This post is intended to illustrate the steps into making a less-than-a-buck battery voltage measurer to monitor the life of your UAV battery. It has been used successfully on a generic autopilot board (running MegaPirateNG), but it should also work on original ArduPilot or other boards.
On the hardware side you need a simple voltage divider and optionally a capacitance-type filter (100nF):
"Wait! What's going on?" You wouldn't want to send your raw battery power directly to the board, unless of course you wanted to see it flaming up. This voltage divider sends a ~2.2V (when battery is fully charged at ~12.6V) voltage to your controller board. This value is then multiplied by a scaling factor to get the original battery voltage level to be displayed on your GCS.
Connect GND to a ground pin on your board and insert the the socket into the AD0-Ax slot.
Measure your battery voltage with a multimeter (you'll need this value in a second). Now cable the battery to the newly made circuit and the latter to the system.
Connect your board to your computer via USB and start MissionPlanner.
You can follow these visual steplines on the wiki while reading the following.

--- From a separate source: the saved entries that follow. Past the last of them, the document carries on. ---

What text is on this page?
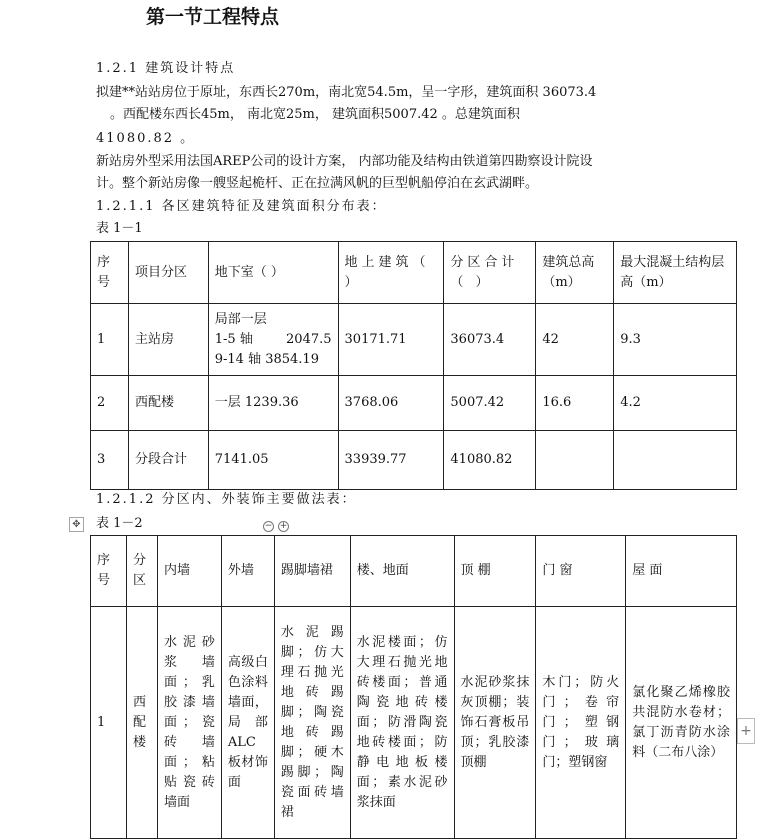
第一节工程特点
1.2.1 建筑设计特点
拟建**站站房位于原址，东西长270m，南北宽54.5m，呈一字形，建筑面积 36073.4
。西配楼东西长45m， 南北宽25m， 建筑面积5007.42 。总建筑面积
41080.82 。
新站房外型采用法国AREP公司的设计方案， 内部功能及结构由铁道第四勘察设计院设
计。整个新站房像一艘竖起桅杆、正在拉满风帆的巨型帆船停泊在玄武湖畔。
1.2.1.1 各区建筑特征及建筑面积分布表：
表 1－1
序号	项目分区	地下室（ ）	地上建筑（ ）	分区合计（ ）	建筑总高（m）	最大混凝土结构层高（m）
1	主站房	局部一层
1-5 轴 2047.5
9-14 轴 3854.19	30171.71	36073.4	42	9.3
2	西配楼	一层 1239.36	3768.06	5007.42	16.6	4.2
3	分段合计	7141.05	33939.77	41080.82		
1.2.1.2 分区内、外装饰主要做法表：
✥ 表 1－2	− +
序号	分区	内墙	外墙	踢脚墙裙	楼、地面	顶 棚	门 窗	屋 面
1	西配楼	水泥砂浆墙面；乳胶漆墙面；瓷砖墙面；粘贴瓷砖墙面	高级白色涂料墙面，局部ALC板材饰面	水泥踢脚；仿大理石抛光地砖踢脚；陶瓷地砖踢脚；硬木踢脚；陶瓷面砖墙裙	水泥楼面；仿大理石抛光地砖楼面；普通陶瓷地砖楼面；防滑陶瓷地砖楼面；防静电地板楼面；素水泥砂浆抹面	水泥砂浆抹灰顶棚；装饰石膏板吊顶；乳胶漆顶棚	木门；防火门；卷帘门；塑钢门；玻璃门；塑钢窗	氯化聚乙烯橡胶共混防水卷材；氯丁沥青防水涂料（二布八涂）
+
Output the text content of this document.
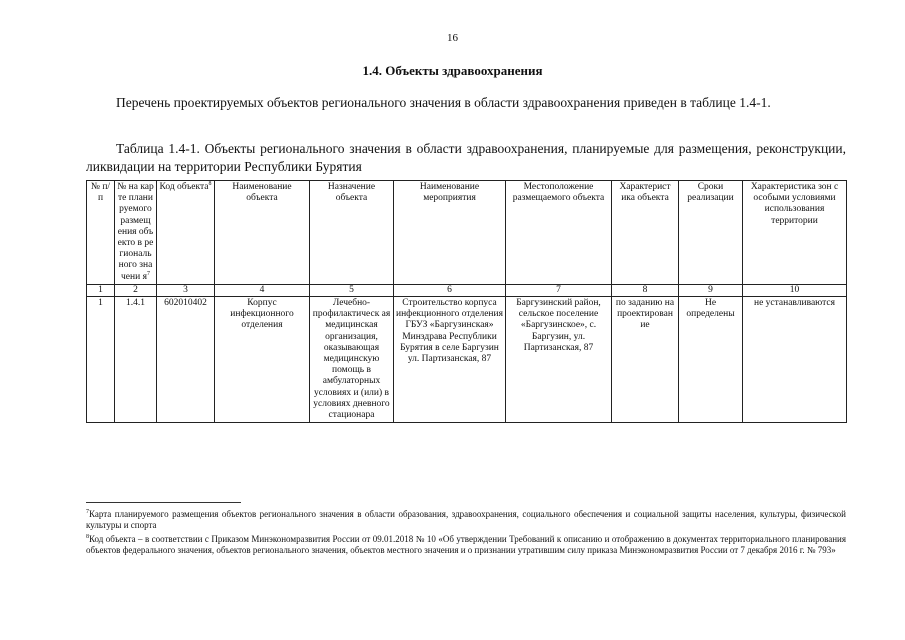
16
1.4. Объекты здравоохранения
Перечень проектируемых объектов регионального значения в области здравоохранения приведен в таблице 1.4-1.
Таблица 1.4-1. Объекты регионального значения в области здравоохранения, планируемые для размещения, реконструкции, ликвидации на территории Республики Бурятия
№ п/п	№ на карте планируемого размещения объекто в регионального значени $я^7$	Код объекта$^8$	Наименование объекта	Назначение объекта	Наименование мероприятия	Местоположение размещаемого объекта	Характерист ика объекта	Сроки реализации	Характеристика зон с особыми условиями использования территории
1	2	3	4	5	6	7	8	9	10
1	1.4.1	602010402	Корпус инфекционного отделения	Лечебно-профилактическ ая медицинская организация, оказывающая медицинскую помощь в амбулаторных условиях и (или) в условиях дневного стационара	Строительство корпуса инфекционного отделения ГБУЗ «Баргузинская» Минздрава Республики Бурятия в селе Баргузин ул. Партизанская, 87	Баргузинский район, сельское поселение «Баргузинское», с. Баргузин, ул. Партизанская, 87	по заданию на проектирован ие	Не определены	не устанавливаются
$^7$Карта планируемого размещения объектов регионального значения в области образования, здравоохранения, социального обеспечения и социальной защиты населения, культуры, физической культуры и спорта
$^8$Код объекта – в соответствии с Приказом Минэкономразвития России от 09.01.2018 № 10 «Об утверждении Требований к описанию и отображению в документах территориального планирования объектов федерального значения, объектов регионального значения, объектов местного значения и о признании утратившим силу приказа Минэкономразвития России от 7 декабря 2016 г. № 793»
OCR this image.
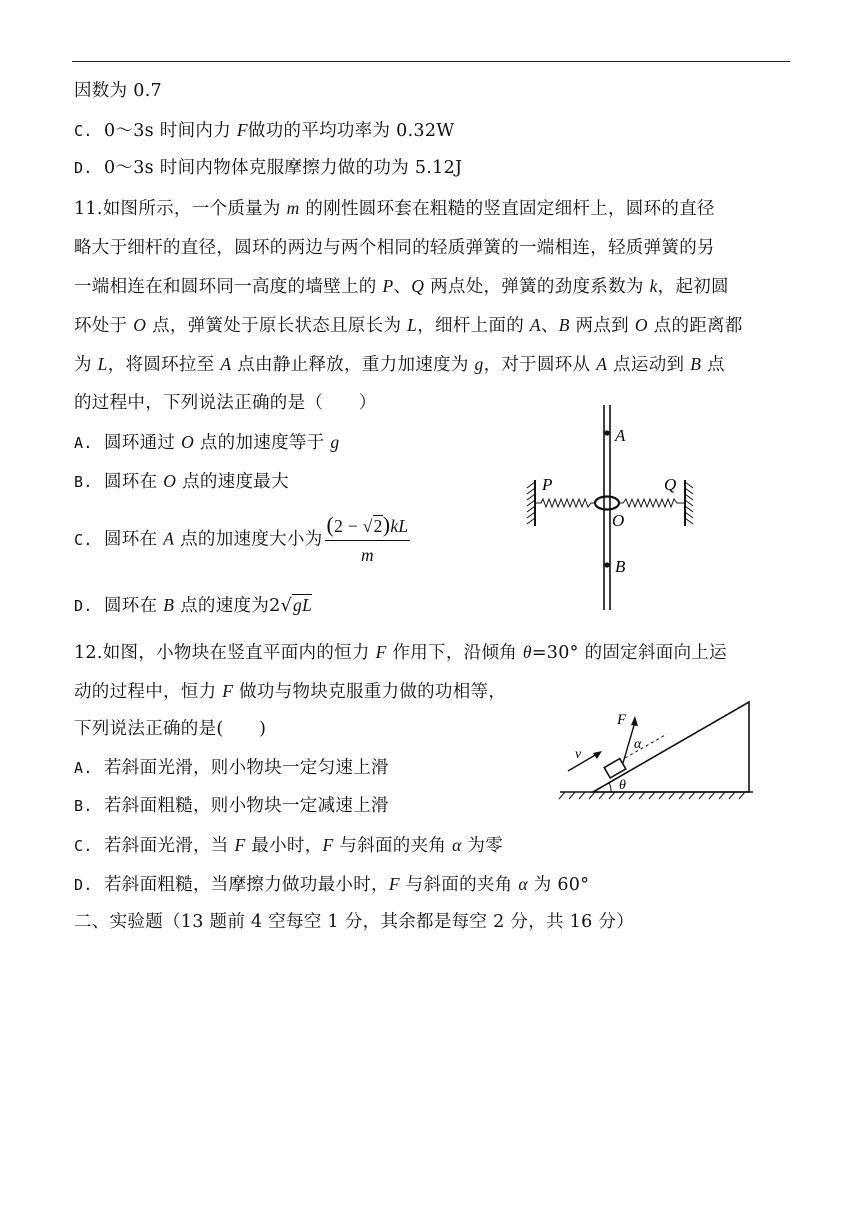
因数为 0.7
C. 0～3s 时间内力 F做功的平均功率为 0.32W
D. 0～3s 时间内物体克服摩擦力做的功为 5.12J
11.如图所示，一个质量为 m 的刚性圆环套在粗糙的竖直固定细杆上，圆环的直径
略大于细杆的直径，圆环的两边与两个相同的轻质弹簧的一端相连，轻质弹簧的另
一端相连在和圆环同一高度的墙壁上的 P、Q 两点处，弹簧的劲度系数为 k，起初圆
环处于 O 点，弹簧处于原长状态且原长为 L，细杆上面的 A、B 两点到 O 点的距离都
为 L，将圆环拉至 A 点由静止释放，重力加速度为 g，对于圆环从 A 点运动到 B 点
的过程中，下列说法正确的是（　　）
A. 圆环通过 O 点的加速度等于 g
B. 圆环在 O 点的速度最大
C. 圆环在 A 点的加速度大小为 $\frac{(2 - √2)kL}{m}$
D. 圆环在 B 点的速度为2√gL
A
B
O
P	Q
12.如图，小物块在竖直平面内的恒力 F 作用下，沿倾角 θ=30° 的固定斜面向上运
动的过程中，恒力 F 做功与物块克服重力做的功相等，
下列说法正确的是(　　)
A. 若斜面光滑，则小物块一定匀速上滑
B. 若斜面粗糙，则小物块一定减速上滑
C. 若斜面光滑，当 F 最小时，F 与斜面的夹角 α 为零
D. 若斜面粗糙，当摩擦力做功最小时，F 与斜面的夹角 α 为 60°
θ
F
α
v
二、实验题（13 题前 4 空每空 1 分，其余都是每空 2 分，共 16 分）
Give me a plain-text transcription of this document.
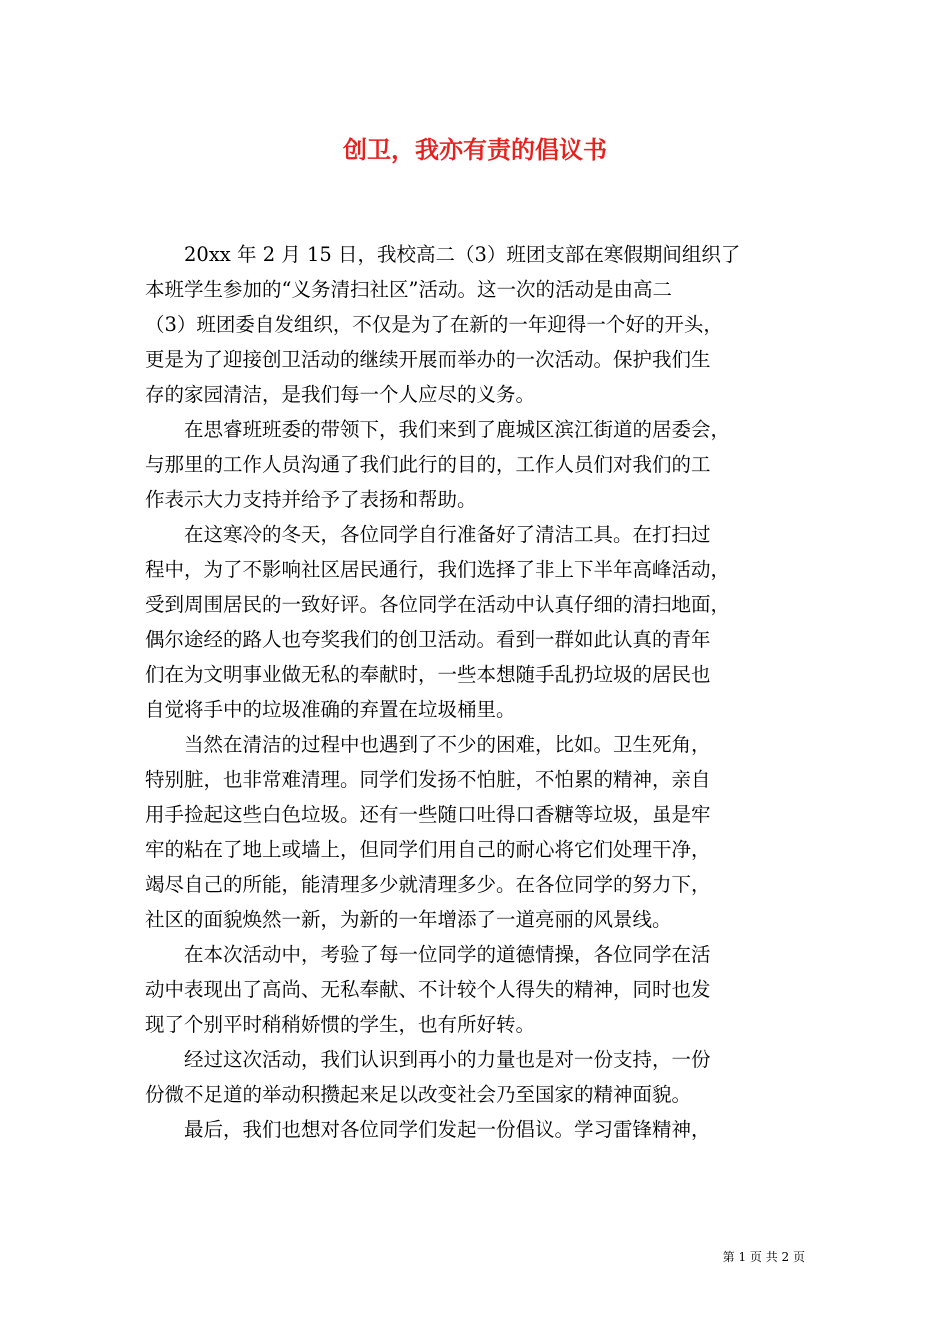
创卫，我亦有责的倡议书
20xx 年 2 月 15 日，我校高二（3）班团支部在寒假期间组织了
本班学生参加的“义务清扫社区”活动。这一次的活动是由高二
（3）班团委自发组织，不仅是为了在新的一年迎得一个好的开头，
更是为了迎接创卫活动的继续开展而举办的一次活动。保护我们生
存的家园清洁，是我们每一个人应尽的义务。
在思睿班班委的带领下，我们来到了鹿城区滨江街道的居委会，
与那里的工作人员沟通了我们此行的目的，工作人员们对我们的工
作表示大力支持并给予了表扬和帮助。
在这寒冷的冬天，各位同学自行准备好了清洁工具。在打扫过
程中，为了不影响社区居民通行，我们选择了非上下半年高峰活动，
受到周围居民的一致好评。各位同学在活动中认真仔细的清扫地面，
偶尔途经的路人也夸奖我们的创卫活动。看到一群如此认真的青年
们在为文明事业做无私的奉献时，一些本想随手乱扔垃圾的居民也
自觉将手中的垃圾准确的弃置在垃圾桶里。
当然在清洁的过程中也遇到了不少的困难，比如。卫生死角，
特别脏，也非常难清理。同学们发扬不怕脏，不怕累的精神，亲自
用手捡起这些白色垃圾。还有一些随口吐得口香糖等垃圾，虽是牢
牢的粘在了地上或墙上，但同学们用自己的耐心将它们处理干净，
竭尽自己的所能，能清理多少就清理多少。在各位同学的努力下，
社区的面貌焕然一新，为新的一年增添了一道亮丽的风景线。
在本次活动中，考验了每一位同学的道德情操，各位同学在活
动中表现出了高尚、无私奉献、不计较个人得失的精神，同时也发
现了个别平时稍稍娇惯的学生，也有所好转。
经过这次活动，我们认识到再小的力量也是对一份支持，一份
份微不足道的举动积攒起来足以改变社会乃至国家的精神面貌。
最后，我们也想对各位同学们发起一份倡议。学习雷锋精神，
第 1 页 共 2 页
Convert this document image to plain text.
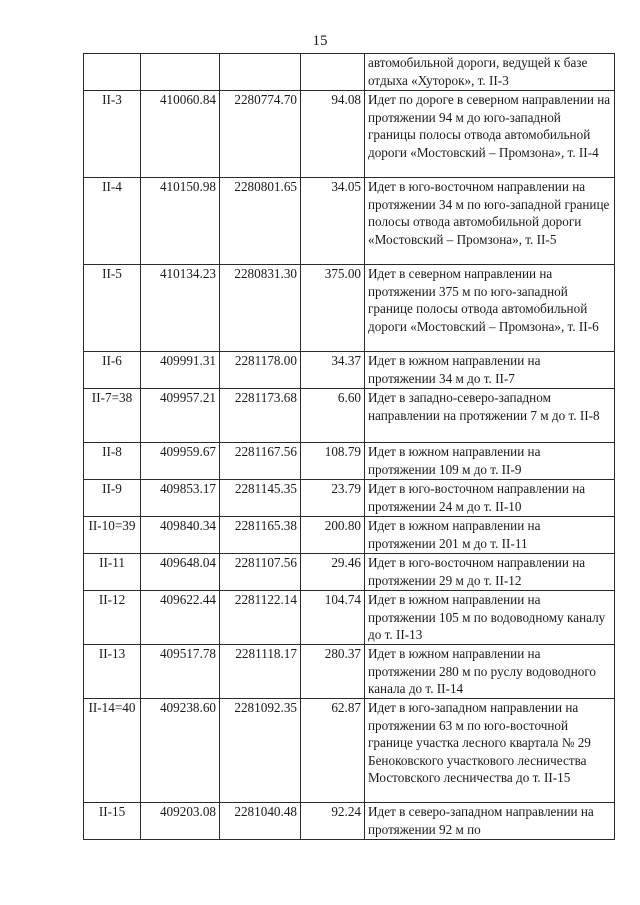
15
				автомобильной дороги, ведущей к базе отдыха «Хуторок», т. II-3
II-3	410060.84	2280774.70	94.08	Идет по дороге в северном направлении на протяжении 94 м до юго-западной границы полосы отвода автомобильной дороги «Мостовский – Промзона», т. II-4
II-4	410150.98	2280801.65	34.05	Идет в юго-восточном направлении на протяжении 34 м по юго-западной границе полосы отвода автомобильной дороги «Мостовский – Промзона», т. II-5
II-5	410134.23	2280831.30	375.00	Идет в северном направлении на протяжении 375 м по юго-западной границе полосы отвода автомобильной дороги «Мостовский – Промзона», т. II-6
II-6	409991.31	2281178.00	34.37	Идет в южном направлении на протяжении 34 м до т. II-7
II-7=38	409957.21	2281173.68	6.60	Идет в западно-северо-западном направлении на протяжении 7 м до т. II-8
II-8	409959.67	2281167.56	108.79	Идет в южном направлении на протяжении 109 м до т. II-9
II-9	409853.17	2281145.35	23.79	Идет в юго-восточном направлении на протяжении 24 м до т. II-10
II-10=39	409840.34	2281165.38	200.80	Идет в южном направлении на протяжении 201 м до т. II-11
II-11	409648.04	2281107.56	29.46	Идет в юго-восточном направлении на протяжении 29 м до т. II-12
II-12	409622.44	2281122.14	104.74	Идет в южном направлении на протяжении 105 м по водоводному каналу до т. II-13
II-13	409517.78	2281118.17	280.37	Идет в южном направлении на протяжении 280 м по руслу водоводного канала до т. II-14
II-14=40	409238.60	2281092.35	62.87	Идет в юго-западном направлении на протяжении 63 м по юго-восточной границе участка лесного квартала № 29 Беноковского участкового лесничества Мостовского лесничества до т. II-15
II-15	409203.08	2281040.48	92.24	Идет в северо-западном направлении на протяжении 92 м по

Click on the Initial Setup tab and under the Optional Hardware slot on the left select Battery Monitor.
Select the following:
-Battery Monitor: 3 Battery Voltage
-Sensor: 1
-APM Version: <your version here>
Type the battery's voltage value in the Measured Battery Voltage entry and press enter. The following entry (named Battery Voltage (Calced)) will monitor your battery voltage. This info is also visible on the bottom left corner of the HUD in the Flight Data screen, and you can also set battery failsafe..how cool is that!
Comments
Would be even better to add a multiplexer and check every single cell sequencially.
May I just add: please be careful when building this kind of thing on veroboard as it is most definitely not designed to handle the amount of power that your average quad will draw (and it only gets worse for the bigger copters). Make sure that you keep your wires as separate as possible, wrap it all in heat-shrink, and ensure as much as possible that there's nowhere to accidentally create a short in the event of a crash. consider what happens in the event of a short; will the short burn out and go open circuit (ie; blow a track?) or will the short burn out and create a bigger short (ie; insulation melts on wires and wires contact each other creating a lower resistance path)
Lipo batteries can release an immense amount of power in short time that can easily destroy your hard work and the battery pack along with it.
added to my diy skills.
On the subject, anyone have success with measuring mah accurately?